Par la rédaction d’Info Côte d’Ivoire
Téhéran, Washington – La crise militaire dans le golfe Persique prend une tournure financière explosive. Un haut responsable iranien a officiellement déclaré que toute infrastructure réparée par les États-Unis dans les pays arabes sera de nouveau ciblée si ces réparations sont financées avec des fonds iraniens. Cette menace directe de Téhéran intervient alors que la tension est à son comble après les récentes frappes de missiles balistiques contre le Koweït et Bahreïn.
Résumé en 3 points clés
Saisie des avoirs iraniens : Selon l'agence Reuters, Washington envisage d'utiliser les actifs financiers iraniens gelés pour payer les réparations des dégâts subis par ses alliés arabes.
Menace de frappes immédiates : L'Iran promet de détruire à nouveau toute infrastructure militaire ou civile que les États-Unis tenteraient de reconstruire dans les pays du Golfe.
Escalade hors de contrôle : Cette guerre économique par le biais des avoirs bancaires menace de déclencher un nouveau cycle de bombardements intensifs dans la région.
Washington veut faire payer Téhéran pour les dégâts.
L’étincelle de cette nouvelle dispute a été allumée par des révélations de l’agence de presse Reuters. Selon des sources diplomatiques, les États-Unis envisagent très sérieusement d’utiliser une partie des milliards de dollars d’actifs iraniens gelés dans les banques internationales.
Ces fonds saisis serviraient à financer l’intégralité des coûts des dégâts subis par les pays du Golfe, notamment le Koweït et Bahreïn, après la récente pluie de missiles balistiques iraniens.
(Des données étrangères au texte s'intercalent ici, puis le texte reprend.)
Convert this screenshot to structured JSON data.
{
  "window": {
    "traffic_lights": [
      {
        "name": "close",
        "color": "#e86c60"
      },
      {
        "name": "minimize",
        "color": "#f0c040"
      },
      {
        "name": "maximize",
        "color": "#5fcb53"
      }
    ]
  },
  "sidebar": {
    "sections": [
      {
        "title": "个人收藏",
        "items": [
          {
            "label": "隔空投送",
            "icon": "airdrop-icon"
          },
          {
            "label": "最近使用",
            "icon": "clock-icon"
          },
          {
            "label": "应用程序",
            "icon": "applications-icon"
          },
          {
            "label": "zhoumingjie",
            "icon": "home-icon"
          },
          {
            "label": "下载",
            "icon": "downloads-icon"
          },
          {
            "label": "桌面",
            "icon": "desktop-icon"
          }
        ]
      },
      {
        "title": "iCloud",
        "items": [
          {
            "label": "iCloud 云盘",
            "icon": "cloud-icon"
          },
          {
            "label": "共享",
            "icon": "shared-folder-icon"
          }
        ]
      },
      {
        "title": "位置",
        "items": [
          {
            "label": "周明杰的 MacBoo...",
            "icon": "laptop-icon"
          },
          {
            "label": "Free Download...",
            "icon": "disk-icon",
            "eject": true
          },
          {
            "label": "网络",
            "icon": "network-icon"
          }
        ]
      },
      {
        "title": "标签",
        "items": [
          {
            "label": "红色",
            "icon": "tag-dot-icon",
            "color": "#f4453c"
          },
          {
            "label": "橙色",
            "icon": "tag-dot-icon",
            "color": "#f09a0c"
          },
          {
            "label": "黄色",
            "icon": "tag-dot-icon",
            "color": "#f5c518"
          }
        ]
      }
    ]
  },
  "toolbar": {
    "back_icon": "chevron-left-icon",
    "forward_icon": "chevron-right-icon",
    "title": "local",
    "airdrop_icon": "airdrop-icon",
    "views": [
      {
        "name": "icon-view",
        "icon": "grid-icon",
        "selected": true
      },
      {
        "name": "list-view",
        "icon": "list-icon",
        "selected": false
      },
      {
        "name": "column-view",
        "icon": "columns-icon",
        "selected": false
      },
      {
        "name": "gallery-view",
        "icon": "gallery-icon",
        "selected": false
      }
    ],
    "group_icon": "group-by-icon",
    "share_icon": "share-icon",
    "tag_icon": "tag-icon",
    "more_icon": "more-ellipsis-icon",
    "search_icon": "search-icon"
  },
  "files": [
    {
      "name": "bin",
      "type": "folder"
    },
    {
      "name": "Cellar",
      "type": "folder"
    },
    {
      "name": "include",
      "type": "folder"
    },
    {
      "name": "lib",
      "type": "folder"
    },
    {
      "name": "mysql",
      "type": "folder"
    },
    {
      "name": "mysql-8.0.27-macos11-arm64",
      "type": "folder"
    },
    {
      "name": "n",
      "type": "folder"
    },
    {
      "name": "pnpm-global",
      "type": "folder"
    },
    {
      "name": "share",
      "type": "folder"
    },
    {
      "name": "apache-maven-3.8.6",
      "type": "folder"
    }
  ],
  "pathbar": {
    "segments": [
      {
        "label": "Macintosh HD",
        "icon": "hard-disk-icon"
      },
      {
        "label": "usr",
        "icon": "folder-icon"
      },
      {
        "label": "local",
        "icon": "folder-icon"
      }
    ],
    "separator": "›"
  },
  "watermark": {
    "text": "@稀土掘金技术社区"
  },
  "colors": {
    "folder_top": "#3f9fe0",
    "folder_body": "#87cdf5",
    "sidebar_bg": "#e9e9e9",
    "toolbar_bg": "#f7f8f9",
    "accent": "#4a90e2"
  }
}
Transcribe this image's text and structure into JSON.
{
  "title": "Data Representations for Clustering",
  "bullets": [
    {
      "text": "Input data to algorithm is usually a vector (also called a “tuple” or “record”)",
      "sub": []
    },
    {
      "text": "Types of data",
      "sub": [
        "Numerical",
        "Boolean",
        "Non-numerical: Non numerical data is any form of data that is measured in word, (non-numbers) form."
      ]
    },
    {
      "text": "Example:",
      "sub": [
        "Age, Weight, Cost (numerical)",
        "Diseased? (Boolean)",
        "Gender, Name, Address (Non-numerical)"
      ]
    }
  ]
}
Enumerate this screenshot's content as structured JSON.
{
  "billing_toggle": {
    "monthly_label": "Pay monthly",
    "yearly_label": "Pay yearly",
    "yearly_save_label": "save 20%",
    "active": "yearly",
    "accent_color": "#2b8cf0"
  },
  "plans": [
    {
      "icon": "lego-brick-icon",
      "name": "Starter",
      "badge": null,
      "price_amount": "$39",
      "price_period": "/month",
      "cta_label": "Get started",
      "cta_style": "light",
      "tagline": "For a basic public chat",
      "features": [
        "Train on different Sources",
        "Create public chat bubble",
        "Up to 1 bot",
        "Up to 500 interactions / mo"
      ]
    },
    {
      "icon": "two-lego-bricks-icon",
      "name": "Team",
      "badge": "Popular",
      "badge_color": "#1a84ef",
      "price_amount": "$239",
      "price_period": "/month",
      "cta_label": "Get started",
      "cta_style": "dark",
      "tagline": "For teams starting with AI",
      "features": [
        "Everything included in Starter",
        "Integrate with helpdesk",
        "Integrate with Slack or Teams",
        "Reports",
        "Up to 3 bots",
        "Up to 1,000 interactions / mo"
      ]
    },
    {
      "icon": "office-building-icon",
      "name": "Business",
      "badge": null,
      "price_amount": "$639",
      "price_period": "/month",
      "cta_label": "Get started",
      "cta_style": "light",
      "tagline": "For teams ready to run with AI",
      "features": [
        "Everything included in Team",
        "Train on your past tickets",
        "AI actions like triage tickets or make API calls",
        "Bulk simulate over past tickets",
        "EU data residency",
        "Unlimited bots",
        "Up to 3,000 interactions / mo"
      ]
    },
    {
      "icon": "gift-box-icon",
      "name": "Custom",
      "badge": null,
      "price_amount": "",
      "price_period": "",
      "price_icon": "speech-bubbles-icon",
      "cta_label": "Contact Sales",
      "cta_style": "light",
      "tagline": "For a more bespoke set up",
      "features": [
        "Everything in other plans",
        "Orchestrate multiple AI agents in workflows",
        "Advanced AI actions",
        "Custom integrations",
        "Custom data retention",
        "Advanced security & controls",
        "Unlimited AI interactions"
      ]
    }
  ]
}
Pour la Maison Blanche, il s’agit de faire payer directement à Téhéran le prix de son agressivité militaire sans piocher dans le budget des contribuables américains ou de ses partenaires arabes.
La réplique cinglante et ultra-violente de l’Iran.
La réponse de la République islamique ne s’est pas fait attendre et s’avère d’une fermeté absolue. Pour les autorités iraniennes, toucher à ces fonds souverains constitue une ligne rouge infranchissable et un vol caractérisé.
Le responsable iranien a été très clair : si les ingénieurs américains ou les entreprises alliées utilisent un seul dollar iranien pour reconstruire la base aérienne d’Ali Al Salem au Koweït, le quartier général de la 5e Flotte à Bahreïn ou toute autre installation touchée, les Gardiens de la révolution renverront immédiatement des missiles pour les pulvériser à nouveau. Téhéran prévient ainsi les pays arabes qu’accepter l’argent iranien de la part des Américains équivaut à s’exposer à de nouvelles destructions.
Le Golfe pris en étau dans une guerre totale.
Cette situation place les monarchies arabes du Golfe dans une position extrêmement inconfortable et dangereuse. D’un côté, elles subissent les dommages collatéraux des tensions entre Washington et Téhéran sur leur propre sol. De l’autre, elles se retrouvent menacées de représailles militaires immédiates si elles acceptent l’aide financière américaine issue des saisies.
Le mécanisme de cessez-le-feu semble désormais totalement enterré, laissant place à une équation géopolitique hautement inflammable où la finance internationale se mêle désormais à la trajectoire des missiles balistiques.
Pour Info Côte d’Ivoire, la surveillance de cette escalade militaire et financière reste une priorité absolue.